No longa, filmado com força e talento, para que um lado reafirme sua identidade é preciso destruir o outro — com violência

Por Isabela Boscov Atualizado em 22 out 2021, 15h27 - Publicado em 30 ago 2019, 07h40

Seria interessante rever Bacurau (Brasil, 2019), em cartaz no país, em um futuro em que as suas referências diretas tivessem já se perdido: é provável que a força com que os diretores Kleber Mendonça Filho e Juliano Dornelles filmam permanecesse inteira — mas que sua visão redutiva ficasse um tanto mais exposta. Vilarejo do sertão nordestino que uma guerra política tornou dependente de caminhões-pipa para beber água, Bacurau repentinamente se percebe sob outro tipo de ataque. Um grupo de estrangeiros o elegeu para um safári humano, em que cada cidadão abatido rende pontos. Preparam o terreno com cuidado (fecharam estradas, cortaram o sinal do celular e modificaram o mapa) e com ajuda local: o prefeito do município ao qual Bacurau pertence entrou no esquema, e a organização da caçada coube a um casal do Sudeste. A primeira irrupção de mortes, porém, alerta os moradores sobre o perigo. Sob a liderança inflamada de Lunga (Silvero Pereira), renegado que está sob perseguição e que o vilarejo vai buscar em seu esconderijo (não é difícil adivinhar qual figura real serve de inspiração a ele), armas vêm à luz e são distribuídas, e traça-se um plano que o filme propõe ser de resistência, mas que não seria impossível confundir com vingança pura e simples — e muito sangrenta.

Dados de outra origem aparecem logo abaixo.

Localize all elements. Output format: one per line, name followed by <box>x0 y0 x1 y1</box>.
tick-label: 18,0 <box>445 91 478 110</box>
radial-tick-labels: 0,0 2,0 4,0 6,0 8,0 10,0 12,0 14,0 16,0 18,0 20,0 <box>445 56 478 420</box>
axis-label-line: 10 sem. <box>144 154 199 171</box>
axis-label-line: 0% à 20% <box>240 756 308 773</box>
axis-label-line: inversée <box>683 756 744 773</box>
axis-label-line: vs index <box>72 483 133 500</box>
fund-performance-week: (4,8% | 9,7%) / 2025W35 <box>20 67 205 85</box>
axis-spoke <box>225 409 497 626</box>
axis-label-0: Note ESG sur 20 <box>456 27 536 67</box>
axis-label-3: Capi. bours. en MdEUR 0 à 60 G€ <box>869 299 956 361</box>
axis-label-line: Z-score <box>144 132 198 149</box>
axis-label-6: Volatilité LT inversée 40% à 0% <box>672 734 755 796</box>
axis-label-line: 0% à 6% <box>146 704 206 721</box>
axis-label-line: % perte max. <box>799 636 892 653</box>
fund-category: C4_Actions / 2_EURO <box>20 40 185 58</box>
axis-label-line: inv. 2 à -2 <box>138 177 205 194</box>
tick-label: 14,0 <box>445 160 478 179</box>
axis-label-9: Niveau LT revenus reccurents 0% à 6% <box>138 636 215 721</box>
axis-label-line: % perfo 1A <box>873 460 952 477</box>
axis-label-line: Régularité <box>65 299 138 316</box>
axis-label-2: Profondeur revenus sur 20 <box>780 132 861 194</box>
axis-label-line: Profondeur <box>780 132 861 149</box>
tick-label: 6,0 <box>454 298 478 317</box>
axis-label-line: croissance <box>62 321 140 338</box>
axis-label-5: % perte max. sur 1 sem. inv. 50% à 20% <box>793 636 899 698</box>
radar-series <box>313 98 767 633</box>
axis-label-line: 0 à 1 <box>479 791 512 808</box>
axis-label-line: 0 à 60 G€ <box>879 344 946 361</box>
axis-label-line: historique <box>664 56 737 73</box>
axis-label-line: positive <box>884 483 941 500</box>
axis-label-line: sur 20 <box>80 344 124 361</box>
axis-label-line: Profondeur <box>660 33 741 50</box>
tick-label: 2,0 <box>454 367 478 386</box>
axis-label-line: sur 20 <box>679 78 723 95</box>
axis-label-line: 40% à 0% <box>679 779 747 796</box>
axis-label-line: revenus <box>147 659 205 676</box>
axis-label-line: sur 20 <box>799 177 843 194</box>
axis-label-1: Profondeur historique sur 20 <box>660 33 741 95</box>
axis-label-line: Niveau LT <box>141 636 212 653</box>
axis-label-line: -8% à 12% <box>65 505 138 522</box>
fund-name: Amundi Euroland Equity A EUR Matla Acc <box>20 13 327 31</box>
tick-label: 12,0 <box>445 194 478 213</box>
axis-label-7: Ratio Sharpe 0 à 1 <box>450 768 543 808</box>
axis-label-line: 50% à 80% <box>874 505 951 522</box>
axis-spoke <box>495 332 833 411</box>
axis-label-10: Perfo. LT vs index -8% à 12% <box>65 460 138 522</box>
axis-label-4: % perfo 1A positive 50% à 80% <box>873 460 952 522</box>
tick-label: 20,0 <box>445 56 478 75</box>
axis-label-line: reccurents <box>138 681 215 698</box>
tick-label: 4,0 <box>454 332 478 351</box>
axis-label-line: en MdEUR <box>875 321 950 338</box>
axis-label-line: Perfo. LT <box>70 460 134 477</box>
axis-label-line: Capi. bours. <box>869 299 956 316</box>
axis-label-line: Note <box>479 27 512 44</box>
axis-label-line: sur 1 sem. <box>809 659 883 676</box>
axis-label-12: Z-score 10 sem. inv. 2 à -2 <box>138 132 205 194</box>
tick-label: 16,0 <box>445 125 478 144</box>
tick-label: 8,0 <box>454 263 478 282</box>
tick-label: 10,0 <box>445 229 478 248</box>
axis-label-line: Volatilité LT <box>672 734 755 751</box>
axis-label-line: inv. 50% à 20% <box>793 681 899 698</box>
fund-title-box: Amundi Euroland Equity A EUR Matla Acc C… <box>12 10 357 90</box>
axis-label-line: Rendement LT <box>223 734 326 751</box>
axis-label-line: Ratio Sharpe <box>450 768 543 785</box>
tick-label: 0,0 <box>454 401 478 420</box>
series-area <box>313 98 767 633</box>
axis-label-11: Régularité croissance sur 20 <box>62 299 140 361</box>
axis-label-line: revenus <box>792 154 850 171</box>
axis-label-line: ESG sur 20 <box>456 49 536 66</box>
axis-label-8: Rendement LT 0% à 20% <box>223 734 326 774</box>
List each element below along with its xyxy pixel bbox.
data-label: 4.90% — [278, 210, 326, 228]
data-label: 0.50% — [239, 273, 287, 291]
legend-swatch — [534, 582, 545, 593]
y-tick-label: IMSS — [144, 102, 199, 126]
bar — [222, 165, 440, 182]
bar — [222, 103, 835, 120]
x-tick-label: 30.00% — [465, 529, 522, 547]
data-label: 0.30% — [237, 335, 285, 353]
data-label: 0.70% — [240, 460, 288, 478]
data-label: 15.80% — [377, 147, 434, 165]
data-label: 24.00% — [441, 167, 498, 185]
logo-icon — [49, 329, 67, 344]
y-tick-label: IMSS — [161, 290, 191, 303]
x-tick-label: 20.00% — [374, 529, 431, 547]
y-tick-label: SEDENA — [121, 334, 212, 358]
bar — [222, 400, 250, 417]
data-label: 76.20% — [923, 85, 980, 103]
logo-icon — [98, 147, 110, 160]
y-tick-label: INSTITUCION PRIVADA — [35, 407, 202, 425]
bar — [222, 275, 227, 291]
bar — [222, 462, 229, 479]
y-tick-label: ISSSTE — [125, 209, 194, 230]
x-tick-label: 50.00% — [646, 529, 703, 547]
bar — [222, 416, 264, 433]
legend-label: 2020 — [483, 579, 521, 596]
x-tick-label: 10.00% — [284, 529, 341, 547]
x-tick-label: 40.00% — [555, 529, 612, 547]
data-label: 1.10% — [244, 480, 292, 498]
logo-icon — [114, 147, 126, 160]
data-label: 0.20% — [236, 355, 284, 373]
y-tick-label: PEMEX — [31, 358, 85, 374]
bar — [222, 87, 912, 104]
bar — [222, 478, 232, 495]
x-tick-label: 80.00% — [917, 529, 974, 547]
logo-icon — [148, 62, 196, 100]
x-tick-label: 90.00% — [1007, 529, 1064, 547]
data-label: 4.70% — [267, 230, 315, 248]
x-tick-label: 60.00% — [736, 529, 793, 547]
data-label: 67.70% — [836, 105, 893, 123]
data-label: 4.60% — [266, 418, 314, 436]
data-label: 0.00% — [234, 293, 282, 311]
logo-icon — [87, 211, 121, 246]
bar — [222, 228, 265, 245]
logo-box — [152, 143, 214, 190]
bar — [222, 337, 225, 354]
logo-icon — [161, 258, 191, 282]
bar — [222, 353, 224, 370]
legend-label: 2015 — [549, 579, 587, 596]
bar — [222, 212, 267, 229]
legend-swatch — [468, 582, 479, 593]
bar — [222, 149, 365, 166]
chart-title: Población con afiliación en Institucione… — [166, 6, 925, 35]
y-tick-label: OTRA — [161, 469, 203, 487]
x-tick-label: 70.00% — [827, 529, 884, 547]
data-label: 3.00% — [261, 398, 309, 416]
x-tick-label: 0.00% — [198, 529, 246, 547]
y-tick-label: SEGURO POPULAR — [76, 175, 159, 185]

Bacurau é um vilarejo pobre, mas não atrasado. Conta com uma médica competente (Sonia Braga, que protagonizou Aquarius para Mendonça) e numerosos celulares e tablets. Tem um museu que é motivo de orgulho e seu prefeito de fato é o professor; as prostitutas são queridas e as pessoas de gênero fluido, como o próprio Lunga, são respeitadas. Quando o candidato venal vai lá fazer campanha e doar alimentos vencidos, todos fecham as portas e deixam-no falando sozinho. Mas os brasileiros de mais abaixo os consideram inferiores (“O Sul é muito diferente — é rico, temos imigração italiana e alemã”, diz o rapaz do casal, que carrega um crachá de membro do Judiciário). E, para os estrangeiros, os moradores mal são seres humanos.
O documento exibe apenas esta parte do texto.